II.3 – Les défis à affronter liés à l’esclavage moderne

Le premier défi à affronter est sans conteste la pauvreté.

En effet c’est la pauvreté qui crée et entretient la dépendance esclavagiste.

Lutter contre la pauvreté et mettre à la disposition des masses nécessiteuses des ressources suffisantes pour intégrer la société de consommation, réduirait notablement les obligations de dépendance envers des maîtres.

III – RELATION CHANGEMENT CLIMATIQUE / ESCLAVAGE MODERNE

En apparence, les deux phénomènes n’ont aucun rapport. Mais en approfondissant la question on s’aperçoit que le réchauffement climatique est la base de plusieurs phénomènes, qui favorisent l’esclavage moderne. 

Les conséquences du réchauffement de la planète entraînent :

  • La fonte des calottes glacières et la montée du niveau des mers. Ce phénomène entraîne forcément un déplacement de populations vers les zones habitables (non envahies) par l’eau.
  • La sécheresse, l’avancée du désert et du sahel puis la pauvreté dans ces zones.
  • Les populations chassées par la pauvreté  émigrent vers les grandes villes ; D’où la surpopulation dans ces villes et la présence d’une main d’œuvre bon marché constituée par des hommes et des femmes en quête de subsistance.

Ainsi, la concentration dans les espaces urbains réduits, entraine le surpeuplement, une forte densité et d’importantes activités ménagères et industrielles. Ce qui crée encore de la chaleur et augmente le phénomène du réchauffement. On peut donc dire sans risque de se tromper que le réchauffement climatique réduit les espaces habitables, en faisant déplacer les populations des zones rurales pauvres vers les zones urbaines riches et en constituant dans ces dernières zones une main d’œuvre abondante. Cette situation favorise nécessairement l’esclavage car les déplacés acceptent de faire  n’importe quel boulot à n’importe quel prix.

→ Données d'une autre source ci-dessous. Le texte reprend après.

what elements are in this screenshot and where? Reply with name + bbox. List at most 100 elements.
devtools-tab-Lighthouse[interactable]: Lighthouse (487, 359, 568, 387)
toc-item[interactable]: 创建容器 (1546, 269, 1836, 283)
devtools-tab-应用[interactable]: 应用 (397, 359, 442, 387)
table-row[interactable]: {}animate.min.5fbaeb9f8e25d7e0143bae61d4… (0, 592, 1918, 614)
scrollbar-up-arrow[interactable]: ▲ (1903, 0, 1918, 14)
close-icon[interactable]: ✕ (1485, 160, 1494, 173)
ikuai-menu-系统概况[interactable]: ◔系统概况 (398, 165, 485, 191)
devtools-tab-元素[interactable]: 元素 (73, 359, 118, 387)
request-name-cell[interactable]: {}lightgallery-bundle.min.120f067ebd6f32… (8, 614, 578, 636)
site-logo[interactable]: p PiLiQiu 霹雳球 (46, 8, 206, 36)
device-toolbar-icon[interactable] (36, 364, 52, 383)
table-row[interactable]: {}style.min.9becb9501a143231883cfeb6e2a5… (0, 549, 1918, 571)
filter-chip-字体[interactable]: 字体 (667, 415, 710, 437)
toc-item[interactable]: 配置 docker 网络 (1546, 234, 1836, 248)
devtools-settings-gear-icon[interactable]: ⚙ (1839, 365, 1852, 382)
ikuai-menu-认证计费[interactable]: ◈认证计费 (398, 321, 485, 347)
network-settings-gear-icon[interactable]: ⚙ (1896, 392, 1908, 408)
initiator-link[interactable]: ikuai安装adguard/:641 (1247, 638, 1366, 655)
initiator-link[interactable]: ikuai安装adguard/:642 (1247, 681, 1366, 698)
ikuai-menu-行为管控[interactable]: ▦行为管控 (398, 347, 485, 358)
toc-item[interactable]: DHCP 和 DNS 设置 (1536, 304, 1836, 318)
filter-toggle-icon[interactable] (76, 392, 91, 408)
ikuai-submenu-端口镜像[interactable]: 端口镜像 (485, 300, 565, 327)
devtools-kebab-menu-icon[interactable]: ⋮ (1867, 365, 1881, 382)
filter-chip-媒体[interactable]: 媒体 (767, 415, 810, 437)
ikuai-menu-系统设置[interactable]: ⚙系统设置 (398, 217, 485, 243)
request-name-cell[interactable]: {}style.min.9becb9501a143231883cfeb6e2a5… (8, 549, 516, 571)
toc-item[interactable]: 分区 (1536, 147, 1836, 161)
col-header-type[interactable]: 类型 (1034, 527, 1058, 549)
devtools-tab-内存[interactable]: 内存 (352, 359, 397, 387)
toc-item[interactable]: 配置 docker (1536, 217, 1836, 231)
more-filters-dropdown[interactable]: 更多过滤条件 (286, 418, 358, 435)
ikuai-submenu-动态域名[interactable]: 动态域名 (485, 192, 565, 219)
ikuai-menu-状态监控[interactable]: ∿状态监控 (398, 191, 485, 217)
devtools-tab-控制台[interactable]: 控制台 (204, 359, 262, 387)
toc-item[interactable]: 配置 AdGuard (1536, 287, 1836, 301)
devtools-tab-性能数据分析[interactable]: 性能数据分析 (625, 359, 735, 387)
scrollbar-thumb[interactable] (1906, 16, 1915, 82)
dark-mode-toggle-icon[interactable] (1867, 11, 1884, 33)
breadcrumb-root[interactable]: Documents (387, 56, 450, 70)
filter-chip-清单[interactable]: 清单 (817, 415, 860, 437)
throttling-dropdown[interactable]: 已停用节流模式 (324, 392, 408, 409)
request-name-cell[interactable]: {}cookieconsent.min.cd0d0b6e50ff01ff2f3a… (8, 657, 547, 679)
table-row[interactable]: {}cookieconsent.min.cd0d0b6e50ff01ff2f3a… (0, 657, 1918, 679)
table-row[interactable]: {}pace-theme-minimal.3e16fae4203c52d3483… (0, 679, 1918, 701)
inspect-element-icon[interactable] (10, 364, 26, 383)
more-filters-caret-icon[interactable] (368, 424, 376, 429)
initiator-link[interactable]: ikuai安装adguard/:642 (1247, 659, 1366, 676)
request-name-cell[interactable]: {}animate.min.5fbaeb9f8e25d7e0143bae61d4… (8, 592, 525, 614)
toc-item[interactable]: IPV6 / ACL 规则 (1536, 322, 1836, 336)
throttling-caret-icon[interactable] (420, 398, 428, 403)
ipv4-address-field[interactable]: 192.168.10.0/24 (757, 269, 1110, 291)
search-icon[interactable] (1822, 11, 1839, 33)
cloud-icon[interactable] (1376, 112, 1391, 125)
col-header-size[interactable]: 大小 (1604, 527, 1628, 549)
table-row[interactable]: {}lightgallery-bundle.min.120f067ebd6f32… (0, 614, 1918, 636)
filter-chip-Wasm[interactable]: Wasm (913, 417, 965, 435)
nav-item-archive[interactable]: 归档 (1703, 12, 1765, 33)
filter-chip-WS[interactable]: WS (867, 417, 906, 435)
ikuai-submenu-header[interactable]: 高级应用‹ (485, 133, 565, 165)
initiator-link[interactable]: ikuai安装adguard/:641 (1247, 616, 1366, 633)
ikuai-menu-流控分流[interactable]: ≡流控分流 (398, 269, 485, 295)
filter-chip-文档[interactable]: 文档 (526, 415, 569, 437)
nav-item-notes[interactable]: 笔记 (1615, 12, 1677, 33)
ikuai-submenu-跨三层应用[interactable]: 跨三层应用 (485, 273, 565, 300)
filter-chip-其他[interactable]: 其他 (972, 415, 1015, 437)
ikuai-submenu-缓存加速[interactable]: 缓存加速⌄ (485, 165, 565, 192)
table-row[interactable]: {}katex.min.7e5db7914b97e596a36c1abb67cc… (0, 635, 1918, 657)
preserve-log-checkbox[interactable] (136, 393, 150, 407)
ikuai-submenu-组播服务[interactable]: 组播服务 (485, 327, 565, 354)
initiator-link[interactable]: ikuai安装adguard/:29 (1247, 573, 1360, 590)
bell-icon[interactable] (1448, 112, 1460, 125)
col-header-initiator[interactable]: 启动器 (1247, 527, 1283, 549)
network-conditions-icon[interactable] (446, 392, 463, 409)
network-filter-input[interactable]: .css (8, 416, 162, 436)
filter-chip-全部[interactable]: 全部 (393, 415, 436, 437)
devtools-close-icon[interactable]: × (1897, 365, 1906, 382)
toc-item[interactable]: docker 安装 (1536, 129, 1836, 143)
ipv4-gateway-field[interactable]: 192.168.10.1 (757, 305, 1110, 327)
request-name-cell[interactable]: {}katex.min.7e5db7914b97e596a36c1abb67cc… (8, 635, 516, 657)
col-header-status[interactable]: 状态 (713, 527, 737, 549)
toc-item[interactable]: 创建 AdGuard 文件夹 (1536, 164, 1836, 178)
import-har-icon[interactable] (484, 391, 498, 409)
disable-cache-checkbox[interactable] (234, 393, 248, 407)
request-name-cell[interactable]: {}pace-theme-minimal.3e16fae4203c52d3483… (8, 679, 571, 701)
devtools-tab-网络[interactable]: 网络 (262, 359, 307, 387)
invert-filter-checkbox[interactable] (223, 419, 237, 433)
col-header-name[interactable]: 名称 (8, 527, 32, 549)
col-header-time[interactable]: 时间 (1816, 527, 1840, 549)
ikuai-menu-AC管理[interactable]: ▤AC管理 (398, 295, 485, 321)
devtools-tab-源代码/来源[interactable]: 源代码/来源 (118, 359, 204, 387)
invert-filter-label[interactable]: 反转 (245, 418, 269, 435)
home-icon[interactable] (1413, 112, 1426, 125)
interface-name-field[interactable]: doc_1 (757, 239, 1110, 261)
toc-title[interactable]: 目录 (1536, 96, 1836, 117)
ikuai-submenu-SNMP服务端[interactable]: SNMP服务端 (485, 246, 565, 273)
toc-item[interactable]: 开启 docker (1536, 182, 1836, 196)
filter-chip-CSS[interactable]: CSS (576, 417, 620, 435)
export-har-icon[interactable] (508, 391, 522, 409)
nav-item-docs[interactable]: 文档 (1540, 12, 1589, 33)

Le réchauffement climatique entraîne parfois des pluies diluviennes, dévastant tout (habitat, culture, récolte, animaux), tout ceci contraint les populations concernées à la pauvreté et à l’émigration vers des zones plus clémentes. La pauvreté, on l’a vu, conduit à l’exode rural et favorise la situation esclavagiste dans les villes et leurs périphéries. Il en va de même pour les intempéries et toutes les situations extrêmes auxquelles les populations rurales pauvres ne sont pas préparées.

Il faut dans tous les cas, face à l’avancée du désert et du sahel, créer les conditions de la sédentarisation des populations. Cela passe par la création de richesses (implantation d’usines à forte densité de main d’œuvre, distribution de revenus conséquents), reboisement là où il y a avancée du désert pour créer la végétation, freiner l’exode rural et la pauvreté subséquente.

Conclusion

Comme on le voit, il y a bien corrélation entre le changement climatique et l’esclavage moderne. Il faut donc en prendre conscience pour ne pas aborder les deux phénomènes isolément mais les prendre dans une stratégie de lutte prenant simultanément en compte les deux fléaux.